Ear Drum Perforation

Ruptured Eardrum
Also known as Tympanic membrane perforation, Perforated eardrum is an opening, tear or hole in the tympanic membrane (eardrum).

 Causes, incidence, and risk factors

The tympanic membrane (eardrum) separates the outer ear from the middle ear. The eardrum vibrates when sound waves strike it.

The sound is conducted to tiny bones inside the middle ear that help to amplify the sound into the inner ear where nerve endings send a nerve impulse that travels to the brain. When the eardrum is damaged, the hearing process is interrupted.

Ear infections may cause a ruptured eardrum, more often in children. The infection causes pus or fluid to build up behind the eardrum. As the pressure increases, the eardrum may break open or rupture.

Damage to the eardrum can also occur from:

  • A very loud noise (acoustic trauma)
  • Difference in pressure between the inside and outside of the eardrum (barotrauma), which may occur when flying, scuba diving, or driving in the mountains
  • Foreign objects in the ear
  • Inserting cotton-tipped swabs or small objects into the ear to clean them
  • Trauma to the ear (such as a powerful slap or explosion)

Symptoms

  • Drainage from the ear (drainage may be clear, pus, or bloody)
  • Ear noise/buzzing
  •  Earache or ear discomfort
    • May be severe and increasing
    • There may be a sudden decrease in ear pain followed by ear drainage
  • Facial weakness or dizziness (in more severe cases)
  • Hearing loss in the affected ear (hearing loss may not be complete)

Signs and tests
The doctor will look in your ear with an instrument called an otoscope. If the eardrum is perforated, the doctor will see an opening in it, and may even see the bones of the middle ear.  Sometimes it is hard for the doctor to see the eardrum because of drainage (pus) from the ear.  Audiology testing can measure the extent of hearing loss.

Treatment
The goal of treatment is to relieve pain and prevent or treat infection.

Putting warmth on the ear may help relieve discomfort. Keep the ear clean and dry while it is healing. Place cotton balls in the ear while showering or shampooing to prevent water from entering the ear. Avoid swimming or putting your head underneath the water.

Antibiotics (oral or ear drops) may be used to prevent infection or to treat an existing infection. Analgesics (painkillers), including over-the-counter medications, may be used to relieve pain.

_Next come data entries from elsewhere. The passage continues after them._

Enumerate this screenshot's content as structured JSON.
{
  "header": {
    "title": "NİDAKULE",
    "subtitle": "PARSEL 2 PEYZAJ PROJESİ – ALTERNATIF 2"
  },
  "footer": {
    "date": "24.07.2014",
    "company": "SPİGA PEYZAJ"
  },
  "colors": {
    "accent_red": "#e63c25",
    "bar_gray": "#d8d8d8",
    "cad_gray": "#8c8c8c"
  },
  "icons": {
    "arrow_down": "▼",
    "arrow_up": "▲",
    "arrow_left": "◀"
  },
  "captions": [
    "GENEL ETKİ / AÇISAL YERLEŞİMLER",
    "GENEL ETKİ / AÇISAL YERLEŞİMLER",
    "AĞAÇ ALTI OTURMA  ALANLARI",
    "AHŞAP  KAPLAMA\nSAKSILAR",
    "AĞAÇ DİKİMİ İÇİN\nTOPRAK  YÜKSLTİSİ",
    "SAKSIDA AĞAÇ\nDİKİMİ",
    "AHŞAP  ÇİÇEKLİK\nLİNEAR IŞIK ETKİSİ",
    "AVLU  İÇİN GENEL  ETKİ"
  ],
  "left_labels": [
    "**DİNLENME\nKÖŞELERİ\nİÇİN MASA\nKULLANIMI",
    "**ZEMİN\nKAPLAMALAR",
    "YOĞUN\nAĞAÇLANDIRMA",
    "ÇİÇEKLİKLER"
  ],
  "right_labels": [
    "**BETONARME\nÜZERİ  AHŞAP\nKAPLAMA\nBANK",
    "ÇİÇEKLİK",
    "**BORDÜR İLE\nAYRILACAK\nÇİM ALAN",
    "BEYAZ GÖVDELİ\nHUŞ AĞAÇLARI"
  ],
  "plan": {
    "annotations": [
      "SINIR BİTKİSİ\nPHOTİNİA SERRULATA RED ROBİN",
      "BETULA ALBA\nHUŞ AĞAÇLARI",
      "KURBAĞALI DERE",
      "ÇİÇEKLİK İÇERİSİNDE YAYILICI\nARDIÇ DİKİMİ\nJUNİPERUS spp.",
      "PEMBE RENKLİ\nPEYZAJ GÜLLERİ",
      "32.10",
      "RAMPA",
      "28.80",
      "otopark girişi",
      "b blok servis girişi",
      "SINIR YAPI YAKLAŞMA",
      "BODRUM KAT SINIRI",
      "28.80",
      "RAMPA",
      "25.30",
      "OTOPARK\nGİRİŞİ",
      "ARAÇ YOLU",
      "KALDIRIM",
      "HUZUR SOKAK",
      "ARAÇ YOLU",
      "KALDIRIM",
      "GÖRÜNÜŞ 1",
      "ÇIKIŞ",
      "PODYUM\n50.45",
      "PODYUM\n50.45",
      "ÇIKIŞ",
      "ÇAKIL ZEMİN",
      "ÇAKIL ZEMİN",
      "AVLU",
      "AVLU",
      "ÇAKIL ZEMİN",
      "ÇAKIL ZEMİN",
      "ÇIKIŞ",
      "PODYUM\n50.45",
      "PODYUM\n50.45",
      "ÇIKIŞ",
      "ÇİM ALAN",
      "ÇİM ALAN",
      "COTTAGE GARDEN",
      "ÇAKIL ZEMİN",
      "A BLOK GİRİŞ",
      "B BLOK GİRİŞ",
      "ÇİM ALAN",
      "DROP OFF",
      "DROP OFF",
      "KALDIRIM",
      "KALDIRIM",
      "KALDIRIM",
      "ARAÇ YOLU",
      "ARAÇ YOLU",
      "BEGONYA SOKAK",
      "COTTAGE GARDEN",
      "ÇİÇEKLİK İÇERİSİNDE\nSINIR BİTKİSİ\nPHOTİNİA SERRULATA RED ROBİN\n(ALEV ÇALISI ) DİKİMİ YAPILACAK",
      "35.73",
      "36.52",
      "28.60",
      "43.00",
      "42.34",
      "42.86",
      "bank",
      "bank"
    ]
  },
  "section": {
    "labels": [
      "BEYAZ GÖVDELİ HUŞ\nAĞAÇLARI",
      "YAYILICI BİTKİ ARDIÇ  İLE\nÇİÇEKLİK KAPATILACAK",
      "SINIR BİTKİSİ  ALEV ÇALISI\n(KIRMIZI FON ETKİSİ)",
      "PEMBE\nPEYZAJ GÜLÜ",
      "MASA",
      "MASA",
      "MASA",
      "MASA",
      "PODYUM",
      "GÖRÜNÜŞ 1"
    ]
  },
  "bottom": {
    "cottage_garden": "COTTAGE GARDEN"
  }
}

Sometimes the doctor may place a patch over the eardrum to encourage healing. Surgical repair of the eardrum (tympanoplasty) may be needed if the eardrum does not heal on its own.

What to expect from an ear drum perforation?

A ruptured or perforated eardrum may be uncomfortable, but it usually heals by itself within 2 months. Any hearing loss is usually temporary.

Complications

  • Ear infection (otitis media): The eardrum prevents bacteria from entering the middle ear. When the eardrum is ruptured, bacteria can easily travel to the middle ear, causing an infection.
  • Permanent hearing loss
  • Spread of infection to the bone behind the ear (mastoiditis)

When should I call my doctor?

  • Have symptoms of a ruptured or perforated eardrum
  • Are diagnosed with a ruptured eardrum, and symptoms last longer than 2 months despite medical treatment
  • Are diagnosed with a ruptured eardrum and develop ear drainage, a persistent fever, general ill feeling, or hearing loss

Prevention
Do not insert objects into the ear canal, even to clean it. Foreign objects should only be removed by a physician. Have ear infections treated promptly.